ECLI:NL:CRVB:2015:4124
Centrale Raad van Beroep
- Hoger beroep
- Rechtspraak.nl
Weigering van WIA-uitkering na melding van toegenomen arbeidsongeschiktheid en de zorgvuldigheid van het medisch onderzoek door het Uwv
In deze zaak heeft de Centrale Raad van Beroep op 16 november 2015 uitspraak gedaan in hoger beroep tegen de beslissing van de rechtbank Limburg. De appellante, die als kapster werkte, had zich ziek gemeld met diverse klachten en verzocht om een WIA-uitkering. Het Uwv had eerder vastgesteld dat zij minder dan 35% arbeidsongeschikt was en had haar aanvraag voor een WIA-uitkering afgewezen. De rechtbank oordeelde dat het medisch onderzoek door het Uwv zorgvuldig was uitgevoerd en dat er geen reden was om aan de conclusies van de verzekeringsarts bezwaar en beroep te twijfelen.

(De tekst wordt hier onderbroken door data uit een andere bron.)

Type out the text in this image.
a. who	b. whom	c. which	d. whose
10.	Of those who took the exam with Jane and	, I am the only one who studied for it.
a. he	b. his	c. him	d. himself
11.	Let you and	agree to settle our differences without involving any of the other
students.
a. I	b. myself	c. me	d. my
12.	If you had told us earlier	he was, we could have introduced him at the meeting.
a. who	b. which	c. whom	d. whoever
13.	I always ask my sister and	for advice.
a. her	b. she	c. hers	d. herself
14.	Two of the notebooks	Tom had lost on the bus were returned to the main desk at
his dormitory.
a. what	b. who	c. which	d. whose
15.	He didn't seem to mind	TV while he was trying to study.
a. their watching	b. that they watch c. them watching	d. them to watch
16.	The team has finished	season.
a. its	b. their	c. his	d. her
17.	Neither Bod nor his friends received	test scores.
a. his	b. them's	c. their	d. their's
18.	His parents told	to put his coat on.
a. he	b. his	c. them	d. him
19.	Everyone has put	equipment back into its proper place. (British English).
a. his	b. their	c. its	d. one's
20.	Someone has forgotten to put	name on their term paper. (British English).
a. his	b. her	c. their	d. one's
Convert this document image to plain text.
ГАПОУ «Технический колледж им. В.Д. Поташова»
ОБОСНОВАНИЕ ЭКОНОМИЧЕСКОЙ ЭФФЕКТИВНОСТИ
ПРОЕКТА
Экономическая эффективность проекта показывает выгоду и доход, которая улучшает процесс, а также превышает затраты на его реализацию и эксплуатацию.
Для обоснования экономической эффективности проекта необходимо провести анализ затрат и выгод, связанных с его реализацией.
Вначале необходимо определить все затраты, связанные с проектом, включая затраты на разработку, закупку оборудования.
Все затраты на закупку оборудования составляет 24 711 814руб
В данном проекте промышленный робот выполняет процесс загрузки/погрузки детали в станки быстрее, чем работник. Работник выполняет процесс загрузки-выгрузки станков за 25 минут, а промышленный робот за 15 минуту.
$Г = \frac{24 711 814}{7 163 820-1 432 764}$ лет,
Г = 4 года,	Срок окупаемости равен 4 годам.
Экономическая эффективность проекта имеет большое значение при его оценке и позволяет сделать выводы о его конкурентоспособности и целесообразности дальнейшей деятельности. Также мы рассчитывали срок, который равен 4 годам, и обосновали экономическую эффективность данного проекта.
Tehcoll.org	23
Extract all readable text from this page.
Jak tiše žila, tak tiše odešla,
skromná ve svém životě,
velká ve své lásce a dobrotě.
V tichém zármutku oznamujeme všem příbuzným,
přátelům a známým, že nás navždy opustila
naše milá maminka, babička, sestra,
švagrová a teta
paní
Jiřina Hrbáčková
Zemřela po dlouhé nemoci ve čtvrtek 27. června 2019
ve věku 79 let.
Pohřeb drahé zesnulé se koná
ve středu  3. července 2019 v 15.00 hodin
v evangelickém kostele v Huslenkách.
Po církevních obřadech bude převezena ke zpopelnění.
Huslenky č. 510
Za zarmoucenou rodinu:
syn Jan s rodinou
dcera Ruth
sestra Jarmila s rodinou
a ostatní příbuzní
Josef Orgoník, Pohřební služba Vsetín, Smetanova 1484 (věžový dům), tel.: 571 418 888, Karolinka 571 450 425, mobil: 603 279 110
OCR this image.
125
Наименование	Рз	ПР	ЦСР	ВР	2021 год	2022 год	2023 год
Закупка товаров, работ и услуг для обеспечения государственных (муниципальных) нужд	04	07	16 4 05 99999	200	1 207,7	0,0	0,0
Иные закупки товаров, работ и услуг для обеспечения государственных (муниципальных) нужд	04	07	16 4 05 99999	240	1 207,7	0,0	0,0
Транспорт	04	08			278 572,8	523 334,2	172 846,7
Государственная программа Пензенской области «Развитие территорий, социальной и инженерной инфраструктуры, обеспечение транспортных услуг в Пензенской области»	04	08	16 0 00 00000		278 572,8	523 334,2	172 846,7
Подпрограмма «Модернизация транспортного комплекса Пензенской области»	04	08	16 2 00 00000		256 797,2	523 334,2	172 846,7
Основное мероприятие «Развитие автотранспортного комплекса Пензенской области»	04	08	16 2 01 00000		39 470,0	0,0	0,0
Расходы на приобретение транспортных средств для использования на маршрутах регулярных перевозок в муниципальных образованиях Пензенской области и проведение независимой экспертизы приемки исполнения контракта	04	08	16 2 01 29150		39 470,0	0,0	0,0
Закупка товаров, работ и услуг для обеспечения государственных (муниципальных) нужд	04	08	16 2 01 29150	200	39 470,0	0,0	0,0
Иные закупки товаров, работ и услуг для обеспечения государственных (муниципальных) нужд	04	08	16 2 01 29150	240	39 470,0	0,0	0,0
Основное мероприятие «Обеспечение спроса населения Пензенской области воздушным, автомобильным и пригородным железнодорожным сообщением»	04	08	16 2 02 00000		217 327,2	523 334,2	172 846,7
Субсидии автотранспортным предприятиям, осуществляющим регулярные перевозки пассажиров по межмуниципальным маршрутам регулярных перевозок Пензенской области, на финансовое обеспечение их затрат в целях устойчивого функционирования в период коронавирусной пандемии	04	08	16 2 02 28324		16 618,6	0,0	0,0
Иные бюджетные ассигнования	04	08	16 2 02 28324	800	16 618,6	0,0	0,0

Appellante stelde in hoger beroep dat haar beperkingen waren onderschat en dat het medisch onderzoek onzorgvuldig was verricht. Ze voerde aan dat haar gezondheid was verslechterd en dat er meer beperkingen waren dan het Uwv had aangenomen. De Raad oordeelde echter dat de rechtbank terecht had geoordeeld dat het medisch onderzoek zorgvuldig was en dat de conclusies van de verzekeringsarts bezwaar en beroep juist waren. De Raad bevestigde dat de FML van 24 april 2012 nog steeds van toepassing was en dat appellante in staat was de geduide voorbeeldfuncties te vervullen.
De Raad concludeerde dat er geen aanknopingspunten waren om te twijfelen aan de conclusies van de verzekeringsarts en dat het hoger beroep van appellante niet slaagde. De uitspraak van de rechtbank werd bevestigd en er werd geen veroordeling in proceskosten uitgesproken.